Post-NFC autonomy

After clamouring for autonomy, the provinces, having finally achieved it, do not seem to know what to do with it.

After clamouring for decades for autonomy, the provinces, having finally achieved it, do not seem to know what to do with it. Reports have emerged that the provinces have yet to mobilise their own resources to collect taxes and remain dependent on transfers from the federal government to sustain their budgets. While teething pains were expected from such revolutionary a change as provincial fiscal autonomy, this lack of action on the part of the provinces in unacceptable. The implicit constitutional bargain struck with the eighteenth amendment was that the federal government would give up some of its powers and taxation abilities in exchange for the provinces picking up the slack. The central idea behind this arrangement is that delegating responsibility to lower levels of government would increase efficiency and ensure that more gets done to serve the citizens. But neither the federal nor the provincial governments appears to be entirely willing to do their part. For a group that was celebrating change, the current crop of politicians seems remarkably comfortable with the status quo ante.
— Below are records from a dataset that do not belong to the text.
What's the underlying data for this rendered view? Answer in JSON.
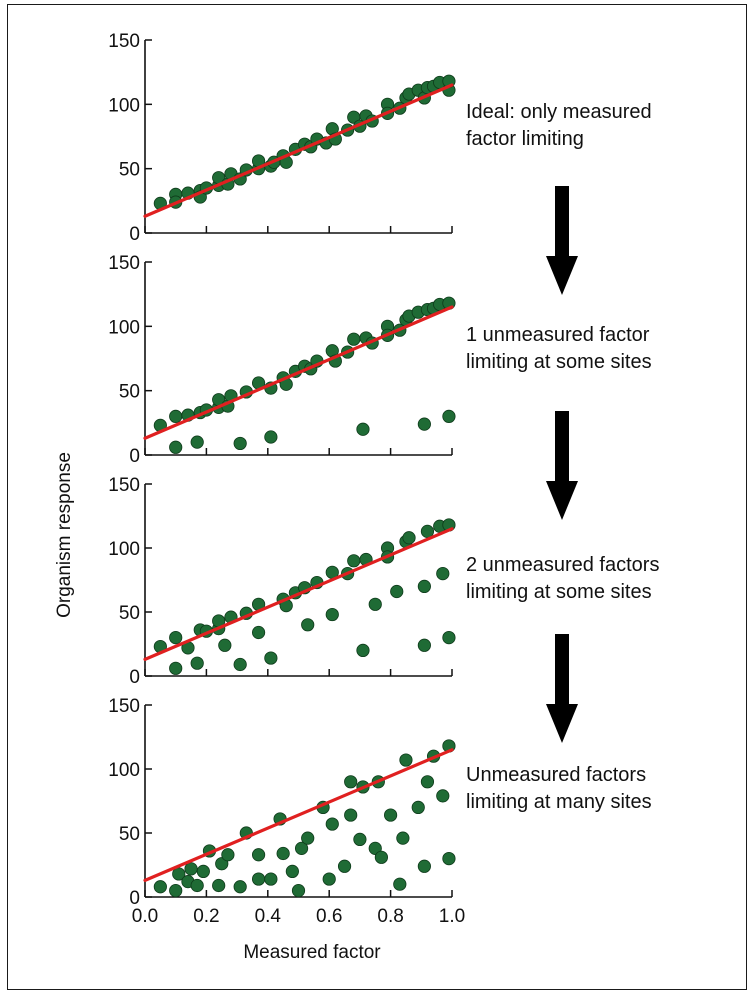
{
  "chart_data": {
    "type": "scatter",
    "xlabel": "Measured factor",
    "ylabel": "Organism response",
    "xlim": [
      0.0,
      1.0
    ],
    "ylim": [
      0,
      150
    ],
    "x_ticks": [
      "0.0",
      "0.2",
      "0.4",
      "0.6",
      "0.8",
      "1.0"
    ],
    "y_ticks": [
      "0",
      "50",
      "100",
      "150"
    ],
    "fit_line": {
      "x": [
        0.0,
        1.0
      ],
      "y": [
        13,
        115
      ]
    },
    "colors": {
      "points": "#1f6b35",
      "point_edge": "#0e3a1a",
      "fit_line": "#e02020",
      "arrow": "#000000"
    },
    "panels": [
      {
        "annotation": [
          "Ideal: only measured",
          "factor limiting"
        ],
        "points": [
          [
            0.05,
            23
          ],
          [
            0.1,
            30
          ],
          [
            0.1,
            24
          ],
          [
            0.14,
            31
          ],
          [
            0.18,
            33
          ],
          [
            0.18,
            28
          ],
          [
            0.2,
            35
          ],
          [
            0.24,
            37
          ],
          [
            0.24,
            43
          ],
          [
            0.27,
            38
          ],
          [
            0.28,
            46
          ],
          [
            0.31,
            42
          ],
          [
            0.33,
            49
          ],
          [
            0.37,
            50
          ],
          [
            0.37,
            56
          ],
          [
            0.41,
            52
          ],
          [
            0.42,
            55
          ],
          [
            0.45,
            60
          ],
          [
            0.46,
            55
          ],
          [
            0.49,
            65
          ],
          [
            0.52,
            69
          ],
          [
            0.54,
            67
          ],
          [
            0.56,
            73
          ],
          [
            0.59,
            70
          ],
          [
            0.61,
            81
          ],
          [
            0.62,
            73
          ],
          [
            0.66,
            80
          ],
          [
            0.68,
            90
          ],
          [
            0.7,
            83
          ],
          [
            0.72,
            91
          ],
          [
            0.74,
            87
          ],
          [
            0.79,
            100
          ],
          [
            0.79,
            93
          ],
          [
            0.83,
            97
          ],
          [
            0.85,
            105
          ],
          [
            0.86,
            108
          ],
          [
            0.89,
            111
          ],
          [
            0.91,
            105
          ],
          [
            0.92,
            113
          ],
          [
            0.94,
            114
          ],
          [
            0.96,
            117
          ],
          [
            0.99,
            111
          ],
          [
            0.99,
            118
          ]
        ]
      },
      {
        "annotation": [
          "1 unmeasured factor",
          "limiting at some sites"
        ],
        "points": [
          [
            0.05,
            23
          ],
          [
            0.1,
            30
          ],
          [
            0.14,
            31
          ],
          [
            0.18,
            33
          ],
          [
            0.2,
            35
          ],
          [
            0.24,
            37
          ],
          [
            0.24,
            43
          ],
          [
            0.27,
            38
          ],
          [
            0.28,
            46
          ],
          [
            0.33,
            49
          ],
          [
            0.37,
            56
          ],
          [
            0.41,
            52
          ],
          [
            0.45,
            60
          ],
          [
            0.46,
            55
          ],
          [
            0.49,
            65
          ],
          [
            0.52,
            69
          ],
          [
            0.54,
            67
          ],
          [
            0.56,
            73
          ],
          [
            0.61,
            81
          ],
          [
            0.62,
            73
          ],
          [
            0.66,
            80
          ],
          [
            0.68,
            90
          ],
          [
            0.72,
            91
          ],
          [
            0.74,
            87
          ],
          [
            0.79,
            100
          ],
          [
            0.79,
            93
          ],
          [
            0.83,
            97
          ],
          [
            0.85,
            105
          ],
          [
            0.86,
            108
          ],
          [
            0.89,
            111
          ],
          [
            0.92,
            113
          ],
          [
            0.94,
            114
          ],
          [
            0.96,
            117
          ],
          [
            0.99,
            118
          ],
          [
            0.1,
            6
          ],
          [
            0.17,
            10
          ],
          [
            0.31,
            9
          ],
          [
            0.41,
            14
          ],
          [
            0.71,
            20
          ],
          [
            0.91,
            24
          ],
          [
            0.99,
            30
          ]
        ]
      },
      {
        "annotation": [
          "2 unmeasured factors",
          "limiting at some sites"
        ],
        "points": [
          [
            0.05,
            23
          ],
          [
            0.1,
            30
          ],
          [
            0.18,
            36
          ],
          [
            0.2,
            35
          ],
          [
            0.24,
            37
          ],
          [
            0.24,
            43
          ],
          [
            0.28,
            46
          ],
          [
            0.33,
            49
          ],
          [
            0.37,
            56
          ],
          [
            0.45,
            60
          ],
          [
            0.46,
            55
          ],
          [
            0.49,
            65
          ],
          [
            0.52,
            69
          ],
          [
            0.56,
            73
          ],
          [
            0.61,
            81
          ],
          [
            0.66,
            80
          ],
          [
            0.68,
            90
          ],
          [
            0.72,
            91
          ],
          [
            0.79,
            100
          ],
          [
            0.79,
            93
          ],
          [
            0.85,
            105
          ],
          [
            0.86,
            108
          ],
          [
            0.92,
            113
          ],
          [
            0.96,
            117
          ],
          [
            0.99,
            118
          ],
          [
            0.14,
            22
          ],
          [
            0.26,
            24
          ],
          [
            0.37,
            34
          ],
          [
            0.53,
            40
          ],
          [
            0.61,
            48
          ],
          [
            0.75,
            56
          ],
          [
            0.82,
            66
          ],
          [
            0.91,
            70
          ],
          [
            0.97,
            80
          ],
          [
            0.1,
            6
          ],
          [
            0.17,
            10
          ],
          [
            0.31,
            9
          ],
          [
            0.41,
            14
          ],
          [
            0.71,
            20
          ],
          [
            0.91,
            24
          ],
          [
            0.99,
            30
          ]
        ]
      },
      {
        "annotation": [
          "Unmeasured factors",
          "limiting at many sites"
        ],
        "points": [
          [
            0.05,
            8
          ],
          [
            0.1,
            5
          ],
          [
            0.11,
            18
          ],
          [
            0.14,
            12
          ],
          [
            0.15,
            22
          ],
          [
            0.17,
            9
          ],
          [
            0.19,
            20
          ],
          [
            0.21,
            36
          ],
          [
            0.24,
            9
          ],
          [
            0.25,
            26
          ],
          [
            0.27,
            33
          ],
          [
            0.31,
            8
          ],
          [
            0.33,
            50
          ],
          [
            0.37,
            14
          ],
          [
            0.37,
            33
          ],
          [
            0.41,
            14
          ],
          [
            0.44,
            61
          ],
          [
            0.45,
            34
          ],
          [
            0.48,
            20
          ],
          [
            0.5,
            5
          ],
          [
            0.51,
            38
          ],
          [
            0.53,
            46
          ],
          [
            0.58,
            70
          ],
          [
            0.6,
            14
          ],
          [
            0.61,
            57
          ],
          [
            0.65,
            24
          ],
          [
            0.67,
            90
          ],
          [
            0.67,
            64
          ],
          [
            0.7,
            45
          ],
          [
            0.71,
            86
          ],
          [
            0.75,
            38
          ],
          [
            0.76,
            90
          ],
          [
            0.77,
            31
          ],
          [
            0.8,
            64
          ],
          [
            0.83,
            10
          ],
          [
            0.84,
            46
          ],
          [
            0.85,
            107
          ],
          [
            0.89,
            70
          ],
          [
            0.91,
            24
          ],
          [
            0.92,
            90
          ],
          [
            0.94,
            110
          ],
          [
            0.97,
            79
          ],
          [
            0.99,
            118
          ],
          [
            0.99,
            30
          ]
        ]
      }
    ]
  }
}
Perhaps the worst offender in this regard is Sindh, which had campaigned the hardest for autonomy and has struck the harshest bargain with the federal government. It is the only provincial government that does not plan on allowing the federal government to collect any provincial taxes at all. But the provincial administration in Karachi has shown no inclination towards creating its own tax collection infrastructure. On what grounds do the provinces expect the federal government to give up its legislative and administrative powers to them if it has to keep on paying for everything? Having agreed upon the legalities of provincial autonomy, the federal and provincial governments should now work on the practicalities of it. It is too good a thing to waste.

Published in The Express Tribune, September 6th, 2010.